In another paper, the headline specified how: “The sex divide: female empathy vs male logic”. Dr Varun Warrier, of the research team, was widely quoted, saying: “These sex differences in the typical population are very clear.”
Rarely, if ever, since social impact was added to official measurements of academic excellence, can a psychology study have enjoyed a reception as extensive, and thus far as warm, as this new contribution, from four Cambridge researchers, to the scholarly literature on sex difference. Perhaps discouragingly for their colleagues, it appears that the findings, rather than the field itself, account for the paper’s remarkable appeal. To date, no equivalent headlines – Men and women’s thinking can be surprisingly similar! – have welcomed contradictory work, such as Cordelia Fine’s, on the destructive fallacies of gendered minds.

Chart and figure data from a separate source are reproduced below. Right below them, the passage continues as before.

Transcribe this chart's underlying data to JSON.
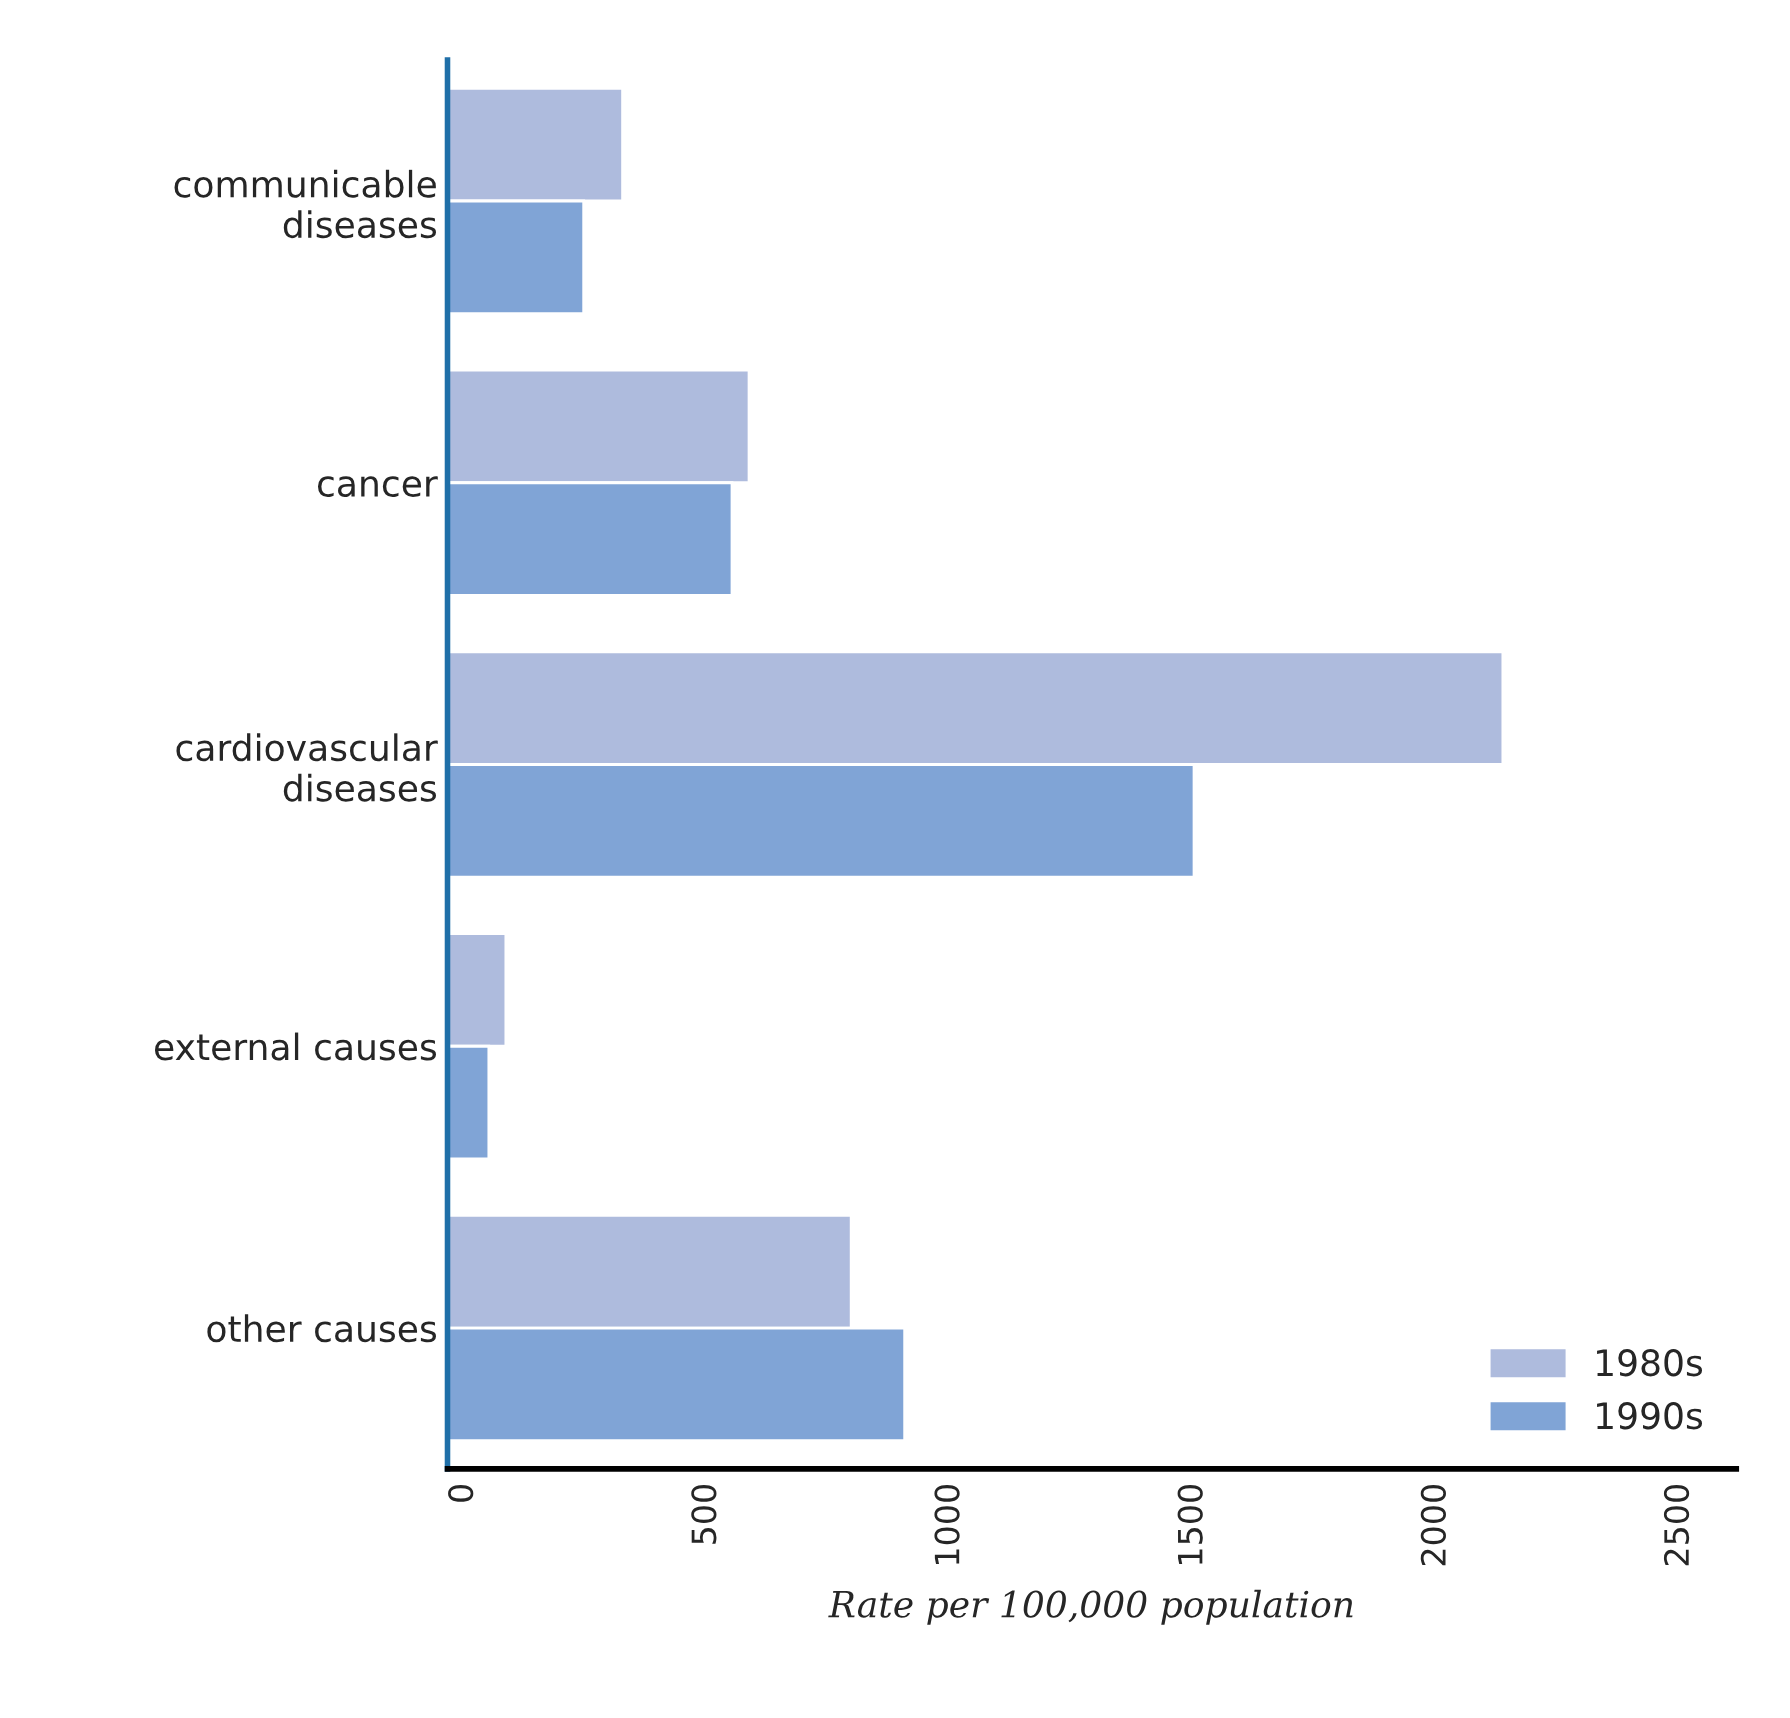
{
  "chart_data": {
    "type": "bar",
    "orientation": "horizontal",
    "xlabel": "Rate per 100,000 population",
    "categories": [
      "communicable\ndiseases",
      "cancer",
      "cardiovascular\ndiseases",
      "external causes",
      "other causes"
    ],
    "series": [
      {
        "name": "1980s",
        "color": "#aebbdd",
        "values": [
          360,
          620,
          2170,
          120,
          830
        ]
      },
      {
        "name": "1990s",
        "color": "#80a4d6",
        "values": [
          280,
          585,
          1535,
          85,
          940
        ]
      }
    ],
    "xlim": [
      0,
      2650
    ],
    "xticks": [
      0,
      500,
      1000,
      1500,
      2000,
      2500
    ],
    "grid": false,
    "legend": "bottom right"
  }
}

Admittedly, the new study had its critics: Gina Rippon, professor of cognitive neuroimaging at Aston University, had reservations about its reliance on self-reporting (to a Channel 4 online questionnaire, in which subjects identified, or not, with statements such as “I am good at predicting how someone will feel”). Rippon noted that the respondents, aged between 16 and 89, would have had “plenty of time to have absorbed the gendered messages to which they will have been exposed”.

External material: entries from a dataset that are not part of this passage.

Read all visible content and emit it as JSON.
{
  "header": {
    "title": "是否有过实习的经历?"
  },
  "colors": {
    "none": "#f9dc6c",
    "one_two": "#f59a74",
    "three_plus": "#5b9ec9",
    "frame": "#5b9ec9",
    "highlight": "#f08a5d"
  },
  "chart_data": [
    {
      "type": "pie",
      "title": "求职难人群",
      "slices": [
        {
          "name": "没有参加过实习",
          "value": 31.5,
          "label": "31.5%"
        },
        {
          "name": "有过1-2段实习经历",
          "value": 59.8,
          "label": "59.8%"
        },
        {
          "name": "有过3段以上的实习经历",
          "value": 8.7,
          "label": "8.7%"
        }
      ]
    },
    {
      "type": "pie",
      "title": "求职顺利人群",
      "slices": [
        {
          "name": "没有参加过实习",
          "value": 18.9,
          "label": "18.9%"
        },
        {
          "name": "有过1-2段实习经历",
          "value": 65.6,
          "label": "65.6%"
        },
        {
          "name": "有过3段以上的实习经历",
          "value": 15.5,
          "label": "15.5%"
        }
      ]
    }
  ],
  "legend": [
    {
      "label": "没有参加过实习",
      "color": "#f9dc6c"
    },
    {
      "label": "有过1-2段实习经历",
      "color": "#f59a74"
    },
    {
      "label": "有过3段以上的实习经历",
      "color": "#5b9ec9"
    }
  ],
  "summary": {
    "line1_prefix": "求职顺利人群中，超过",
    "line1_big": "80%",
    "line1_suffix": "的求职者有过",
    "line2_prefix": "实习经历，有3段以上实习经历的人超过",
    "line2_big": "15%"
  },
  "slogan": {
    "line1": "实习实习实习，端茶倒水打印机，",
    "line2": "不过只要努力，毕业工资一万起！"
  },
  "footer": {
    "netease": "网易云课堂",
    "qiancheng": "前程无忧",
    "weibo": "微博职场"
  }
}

Elsewhere, the neuroscientist and author Dean Burnett pointed out, in a comprehensive demolition, that the study of sexed brain difference “doesn’t look at brains, at all”.

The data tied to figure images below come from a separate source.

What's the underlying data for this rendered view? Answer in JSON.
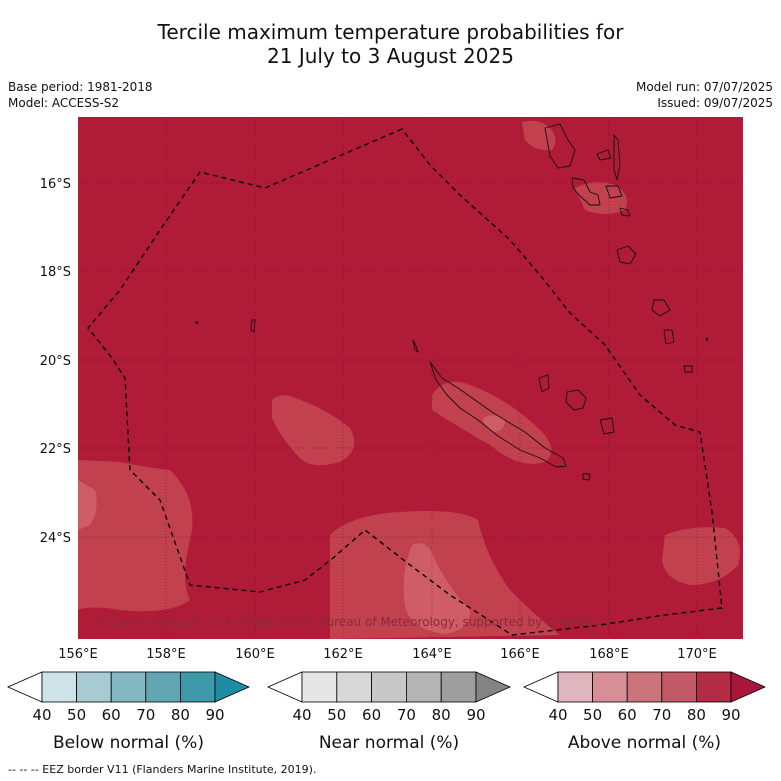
{
  "title": {
    "line1": "Tercile maximum temperature probabilities for",
    "line2": "21 July to 3 August 2025"
  },
  "meta": {
    "base_period": "Base period: 1981-2018",
    "model": "Model: ACCESS-S2",
    "model_run": "Model run: 07/07/2025",
    "issued": "Issued: 09/07/2025"
  },
  "map": {
    "lat_labels": [
      "16°S",
      "18°S",
      "20°S",
      "22°S",
      "24°S"
    ],
    "lon_labels": [
      "156°E",
      "158°E",
      "160°E",
      "162°E",
      "164°E",
      "166°E",
      "168°E",
      "170°E"
    ],
    "copyright": "© Commonwealth of Australia 2025, Bureau of Meteorology, supported by COSPPac",
    "colors": {
      "above_90": "#b01c38",
      "above_80": "#c2414f",
      "above_70": "#cf5d68",
      "coast": "#111111",
      "gridline": "#5a1020"
    }
  },
  "legends": [
    {
      "name": "Below normal (%)",
      "ticks": [
        "40",
        "50",
        "60",
        "70",
        "80",
        "90"
      ],
      "colors": [
        "#ffffff",
        "#cde3e8",
        "#a6cbd2",
        "#84b8c3",
        "#62a6b4",
        "#3e9aab",
        "#1e8da3"
      ]
    },
    {
      "name": "Near normal (%)",
      "ticks": [
        "40",
        "50",
        "60",
        "70",
        "80",
        "90"
      ],
      "colors": [
        "#ffffff",
        "#e6e6e6",
        "#d8d8d8",
        "#c8c8c8",
        "#b4b4b4",
        "#9e9e9e",
        "#848484"
      ]
    },
    {
      "name": "Above normal (%)",
      "ticks": [
        "40",
        "50",
        "60",
        "70",
        "80",
        "90"
      ],
      "colors": [
        "#ffffff",
        "#e0b5bd",
        "#d68f97",
        "#cc747c",
        "#c25966",
        "#b32b45",
        "#a8163a"
      ]
    }
  ],
  "footer": "--  --  -- EEZ border V11 (Flanders Marine Institute, 2019)."
}
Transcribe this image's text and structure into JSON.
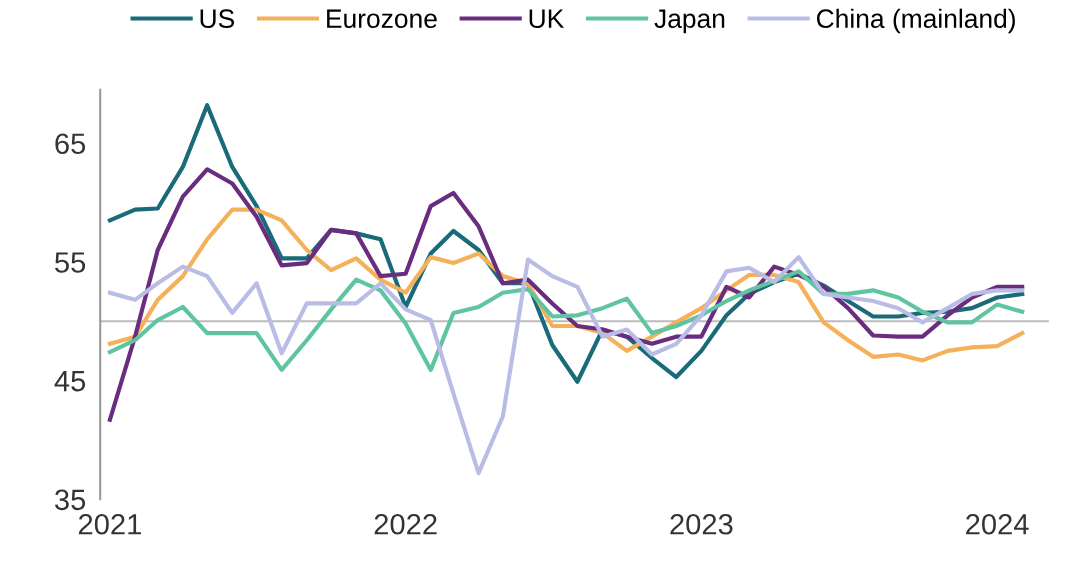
{
  "chart_data": {
    "type": "line",
    "x": [
      "2021-01",
      "2021-02",
      "2021-03",
      "2021-04",
      "2021-05",
      "2021-06",
      "2021-07",
      "2021-08",
      "2021-09",
      "2021-10",
      "2021-11",
      "2021-12",
      "2022-01",
      "2022-02",
      "2022-03",
      "2022-04",
      "2022-05",
      "2022-06",
      "2022-07",
      "2022-08",
      "2022-09",
      "2022-10",
      "2022-11",
      "2022-12",
      "2023-01",
      "2023-02",
      "2023-03",
      "2023-04",
      "2023-05",
      "2023-06",
      "2023-07",
      "2023-08",
      "2023-09",
      "2023-10",
      "2023-11",
      "2023-12",
      "2024-01",
      "2024-02"
    ],
    "series": [
      {
        "name": "US",
        "color": "#1a6b7a",
        "values": [
          58.5,
          59.4,
          59.5,
          63.0,
          68.2,
          63.0,
          59.7,
          55.3,
          55.3,
          57.7,
          57.4,
          56.9,
          51.2,
          55.7,
          57.6,
          56.0,
          53.2,
          53.2,
          48.0,
          44.9,
          49.3,
          48.7,
          46.9,
          45.3,
          47.5,
          50.5,
          52.3,
          53.3,
          54.0,
          53.0,
          51.7,
          50.4,
          50.4,
          50.7,
          50.8,
          51.1,
          52.0,
          52.3
        ]
      },
      {
        "name": "Eurozone",
        "color": "#f4b15a",
        "values": [
          48.1,
          48.7,
          51.8,
          53.8,
          56.9,
          59.4,
          59.4,
          58.5,
          56.0,
          54.3,
          55.3,
          53.5,
          52.4,
          55.4,
          54.9,
          55.7,
          53.8,
          53.2,
          49.6,
          49.6,
          49.0,
          47.5,
          48.7,
          49.9,
          51.1,
          52.6,
          53.9,
          53.9,
          53.3,
          49.9,
          48.4,
          47.0,
          47.2,
          46.7,
          47.5,
          47.8,
          47.9,
          49.0
        ]
      },
      {
        "name": "UK",
        "color": "#6a2c7e",
        "values": [
          41.7,
          48.7,
          56.0,
          60.5,
          62.8,
          61.6,
          58.8,
          54.7,
          54.9,
          57.7,
          57.4,
          53.8,
          54.0,
          59.7,
          60.8,
          58.0,
          53.2,
          53.5,
          51.5,
          49.6,
          49.3,
          48.7,
          48.1,
          48.7,
          48.7,
          52.9,
          52.0,
          54.6,
          53.9,
          52.9,
          51.1,
          48.8,
          48.7,
          48.7,
          50.5,
          52.0,
          52.9,
          52.9
        ]
      },
      {
        "name": "Japan",
        "color": "#5fc4a0",
        "values": [
          47.4,
          48.4,
          50.1,
          51.2,
          49.0,
          49.0,
          49.0,
          45.9,
          48.4,
          51.0,
          53.5,
          52.6,
          49.8,
          45.9,
          50.7,
          51.2,
          52.4,
          52.7,
          50.4,
          50.5,
          51.1,
          51.9,
          49.0,
          49.6,
          50.5,
          51.7,
          52.6,
          53.4,
          54.2,
          52.3,
          52.3,
          52.6,
          52.0,
          50.8,
          49.9,
          49.9,
          51.4,
          50.8
        ]
      },
      {
        "name": "China (mainland)",
        "color": "#b9bde6",
        "values": [
          52.4,
          51.8,
          53.2,
          54.6,
          53.8,
          50.7,
          53.2,
          47.3,
          51.5,
          51.5,
          51.5,
          53.2,
          51.0,
          50.1,
          43.9,
          37.2,
          42.0,
          55.2,
          53.8,
          52.9,
          48.7,
          49.3,
          47.2,
          48.1,
          50.5,
          54.2,
          54.5,
          53.3,
          55.4,
          52.3,
          52.0,
          51.7,
          51.1,
          49.9,
          51.1,
          52.3,
          52.6,
          52.6
        ]
      }
    ],
    "xlim": [
      "2020-12-20",
      "2024-03-05"
    ],
    "xticks": [
      {
        "value": "2021-01",
        "label": "2021"
      },
      {
        "value": "2022-01",
        "label": "2022"
      },
      {
        "value": "2023-01",
        "label": "2023"
      },
      {
        "value": "2024-01",
        "label": "2024"
      }
    ],
    "ylim": [
      35,
      69.5
    ],
    "yticks": [
      35,
      45,
      55,
      65
    ],
    "ref_lines": [
      {
        "axis": "y",
        "value": 50,
        "color": "#bbbbbb"
      }
    ],
    "grid": false,
    "legend": "top",
    "marker": "none",
    "line_style": "solid"
  }
}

Broadly, however, the reported message remained, like the original research, supportive of pink/blue thinking on human behaviour and, incidentally, of the employment status quo. In fact, given the prominent and, for the most part, respectful coverage of this research, its cultural impact could surely go beyond news headlines and broadcasts, to the point of shaping thinking on fixed behavioural traits, even to influencing policymaking, or employment, especially if the study’s “very clear” sex differences can be aligned with covert sex discrimination. You can imagine, for instance, the utility of the Cambridge research at the BBC, where women have long been diagnosed as temperamentally unsuited for some journalistic work; yet more so in the City, where companies are currently defending themselves against findings of the Hampton-Alexander review. It has just revealed a decline, last year, in the number of women CEOs in the FTSE 350, from 15 to 12.